Johnny lingo was the name of a short film shown in Sunday School classes many years ago. Now a new version has been made on video. The new version was recently played again for us during a church meeting. I don’t believe that I will ever forget that very important message of being an eight cow woman, an eight cow man, an eight cow daughter or son. Anybody who is treated like they have value will usually behave as one who has value. We are all Mahannas to one extent or another. Mahanna was the browbeaten daughter of a very cruel and selfish father. Johnny Lingo was portrayed as a very shrewd and important trader in the islands. When it came time for him to select a wife, he chose Mahanna. Over the years, Johnny saw something in Mahanna that no one else was able to see. When it came time for Johnny Lingo to negotiate with Mahanna’s Father for her hand in marriage, the village gossipers thought for sure that Johnny Lingo would try to get Mahanna for as little as possible, maybe one or two cows at the very most. When it came time for the negotiation, Johnny sat down with Mahanna’s father with all the villagers standing by, and Johnny offered 8 cows for Mahanna’s hand in marriage. The villagers could not believe their ears and said he could probably have gotten her for nothing. No other woman on the island had been given in marriage for that many cows. The next morning here came Johnny Lingo driving eight cows before him for Mahanna. When Mahanna realized that Johnny Lingo was actually paying eight cows for her, she began to realize that she was more than a nothing as her father would have had her believe. To Johnny Lingo she had great value and began to behave accordingly. She was soon transformed into the most beautiful woman on the island. She became what Johnny Lingo knew she was all along, an eight cow woman.
Children brought up in an environment where they are demeaned and treated as if they were more trouble than they are worth will often carry that very feeling of low self worth into life and often have very unproductive lives. Another very important church film produced many years ago was called “The Cypher in the Snow.” It was about a young grade school boy whose father had passed away and the mother remarried. The stepfather treated him as Mahanna was treated, and his school grades started going down, and he started to fail health-wise. Finally, one day, he just asked the bus driver to let him off because he didn’t feel well, and he fell into a snowbank beside the road and died. There has to be a reason to live, to want to succeed, to be healthy, to want to try to “become,” and when our reason is taken from us, nothing really matters. We all, every human being needs to be valued, and that value has to be demonstrated in obvious ways so that there is no question in the person’s mind that they count.
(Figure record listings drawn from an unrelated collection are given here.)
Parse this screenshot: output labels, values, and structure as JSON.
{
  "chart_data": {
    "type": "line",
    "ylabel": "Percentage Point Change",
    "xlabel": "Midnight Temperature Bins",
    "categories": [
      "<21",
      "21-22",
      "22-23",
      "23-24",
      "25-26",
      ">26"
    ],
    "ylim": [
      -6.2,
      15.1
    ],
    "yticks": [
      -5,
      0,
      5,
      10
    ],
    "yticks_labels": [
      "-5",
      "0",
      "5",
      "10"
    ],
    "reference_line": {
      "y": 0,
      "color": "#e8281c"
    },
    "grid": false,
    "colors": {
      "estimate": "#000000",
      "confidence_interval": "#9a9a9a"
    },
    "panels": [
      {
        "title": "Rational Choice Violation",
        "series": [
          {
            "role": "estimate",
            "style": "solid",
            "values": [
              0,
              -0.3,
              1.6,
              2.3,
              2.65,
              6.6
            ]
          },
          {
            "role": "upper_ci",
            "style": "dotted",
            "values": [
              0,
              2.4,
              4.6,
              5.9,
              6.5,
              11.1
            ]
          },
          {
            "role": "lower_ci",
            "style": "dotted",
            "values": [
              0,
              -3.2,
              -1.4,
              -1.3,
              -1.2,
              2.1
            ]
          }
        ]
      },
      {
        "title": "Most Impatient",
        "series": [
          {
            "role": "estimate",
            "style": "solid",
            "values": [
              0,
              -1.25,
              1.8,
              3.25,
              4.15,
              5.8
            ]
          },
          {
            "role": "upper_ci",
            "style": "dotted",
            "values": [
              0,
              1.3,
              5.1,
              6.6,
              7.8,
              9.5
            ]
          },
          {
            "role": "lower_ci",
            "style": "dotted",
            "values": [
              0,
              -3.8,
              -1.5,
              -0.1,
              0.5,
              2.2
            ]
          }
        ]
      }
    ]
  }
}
Love is the key. By that I mean demonstrated love on a frequent basis. How can another not know they are loved and know of their value when they are hugged and kissed and cared for? Even told how much the other cares about them and of their importance to them on a daily basis. It can be difficult for a person brought up in a home where love has not been demonstrated for them to be transformed into a loving and caring person, one who is able to express the kind of love described above. It is hard for them to all of a sudden begin to behave in such a way. It is hard, but many people are transformed by a spouse who was brought up in such a way.
Elisabeth Kubler-Ross expressed a different point of view, one where the loving and sensitivity is born out of suffering and struggle. She stated: “The most beautiful people are those who have known defeat, known suffering, known struggle, known loss, and have found their way out of the depths. These people have an appreciation, a sensitivity, and an understanding of life that fills them with compassion, gentleness, and a deep loving concern. Beautiful people do not just happen.” That type of hardship experienced, much like the refiner’s fire, will make some as she stated sensitive, but I fear that that kind of harshness could just as well turn one the other direction to where they become insensitive. There is absolutely no substitute for a loving relationship, whether it be spouse to spouse, father or mother to child. It is the most important relationship that can ever be formed. I believe Ann Landers described it best when she said, “Love is friendship that has caught fire. It is quiet understanding, mutual confidence, sharing and forgiving. It is loyalty thru good times and bad. It settles for less than perfection and makes allowances for human weaknesses. Love is content with the present; it hopes for the future and it doesn’t brood over the past. It is the day-in and out chronicles of irritations, problems, compromises, small disappointments, big victories and common goals. If you have love in your life, it can make up for a great many things that you lack. If you don’t have it, no matter what else is there, it isn’t enough.”
Johnny Lingo and Mahanna had forged such a relationship that made Mahanna grow and bloom into an altogether different person than she was being described at the beginning when she was in the abusive environment of her family.
Soren Kierkegaard said, “To be cheated out of love is the most terrible deception; it is an eternal loss for which there is no reparation, either in time or in eternity.”
May God bless us all to be able to develop for ourselves the Johnny Lingo Philosophy, the philosophy of valuing people and treating all those in our lives as eight cow people. You may not think you have the capacity to do so, but you do. We were born with it.